# Intel in France?.... A mirage



## mike_cos (Jun 12, 2011)

According to Eric Denece, Director of CF2R, the French Intel would be a mirage.
There is a very interesting comparison between french,US, Uk and German Intel economic resources

http://www.cf2r.org/images/stories/eric_denece/les-moyens-insuffisants-du-renseignement-francais.pdf  (PDF In french language)
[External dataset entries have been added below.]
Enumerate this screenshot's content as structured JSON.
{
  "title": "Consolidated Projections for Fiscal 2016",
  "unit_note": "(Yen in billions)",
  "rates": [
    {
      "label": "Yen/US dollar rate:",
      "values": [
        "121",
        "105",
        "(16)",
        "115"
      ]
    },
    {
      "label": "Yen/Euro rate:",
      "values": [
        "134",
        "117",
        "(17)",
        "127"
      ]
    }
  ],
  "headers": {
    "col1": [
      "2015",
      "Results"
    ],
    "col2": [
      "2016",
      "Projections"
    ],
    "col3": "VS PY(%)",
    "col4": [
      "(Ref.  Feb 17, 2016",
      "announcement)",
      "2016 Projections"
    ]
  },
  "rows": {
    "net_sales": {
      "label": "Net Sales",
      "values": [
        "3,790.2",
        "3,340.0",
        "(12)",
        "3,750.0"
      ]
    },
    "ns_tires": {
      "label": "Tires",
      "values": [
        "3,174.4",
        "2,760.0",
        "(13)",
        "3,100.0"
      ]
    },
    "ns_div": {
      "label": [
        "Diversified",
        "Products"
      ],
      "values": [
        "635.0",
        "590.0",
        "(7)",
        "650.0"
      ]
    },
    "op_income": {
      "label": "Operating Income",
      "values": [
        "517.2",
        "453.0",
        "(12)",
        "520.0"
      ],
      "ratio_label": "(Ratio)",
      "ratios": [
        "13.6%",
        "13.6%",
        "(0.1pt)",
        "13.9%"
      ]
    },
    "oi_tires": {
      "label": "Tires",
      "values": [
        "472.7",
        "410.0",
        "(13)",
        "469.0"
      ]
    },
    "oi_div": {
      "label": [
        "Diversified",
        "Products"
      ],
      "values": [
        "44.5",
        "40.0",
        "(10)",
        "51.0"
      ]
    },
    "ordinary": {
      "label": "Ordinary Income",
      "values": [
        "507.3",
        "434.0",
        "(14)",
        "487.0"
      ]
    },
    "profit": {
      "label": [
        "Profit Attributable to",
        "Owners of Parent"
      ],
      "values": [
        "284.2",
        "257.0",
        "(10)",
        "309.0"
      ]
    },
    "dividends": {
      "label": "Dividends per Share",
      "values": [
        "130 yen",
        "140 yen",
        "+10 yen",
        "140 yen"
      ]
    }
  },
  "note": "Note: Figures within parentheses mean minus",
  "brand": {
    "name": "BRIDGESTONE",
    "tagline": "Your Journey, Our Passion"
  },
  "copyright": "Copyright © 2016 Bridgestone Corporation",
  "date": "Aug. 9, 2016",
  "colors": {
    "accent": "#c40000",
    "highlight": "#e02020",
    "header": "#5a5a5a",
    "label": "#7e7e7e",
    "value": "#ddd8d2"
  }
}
http://www.cf2r.org/fr/editorial-er...ns-insuffisants-du-renseignement-francais.php (html french language to translate with google chrome)


----------



## policemedic (Jun 12, 2011)

Le titre dit tout.


----------



## QC (Jun 12, 2011)

IMO France is a different beast. The 9/11 men assembled in Germany and attacked the US. The UK and the US have had
Problems with home grown terrorists and have been targeted as we all know. France has specific anti-terrorism magistrates and have been well aware of home grown threats for years. They deal with them mercilessly. For me it's apples and oranges.


----------



## mike_cos (Jun 12, 2011)

QC said:


> France has specific anti-terrorism magistrates


oh yes... they work very fine, look Cesare Battisti.... who had taken refuge in france for years...


----------



## SpitfireV (Jun 13, 2011)

That's got nothing to do with the magistrates and everything to do with the Mitterrand Doctrine.


----------



## mike_cos (Jun 13, 2011)

SpitfireV said:


> That's got nothing to do with the magistrates and everything to do with the Mitterrand Doctrine.


You are absolutely right... but I'm a little bit angry...


----------



## QC (Jun 13, 2011)

The issue us how much is spent by those countries on measures. The document shows that internal recruitment for MI5 far outstrips recruitment for MI6, if I'm reading it correctly. The French see no need as they have what they would consider adequate in place already. IMO they're not being Gallic knob jockeys just practical.


----------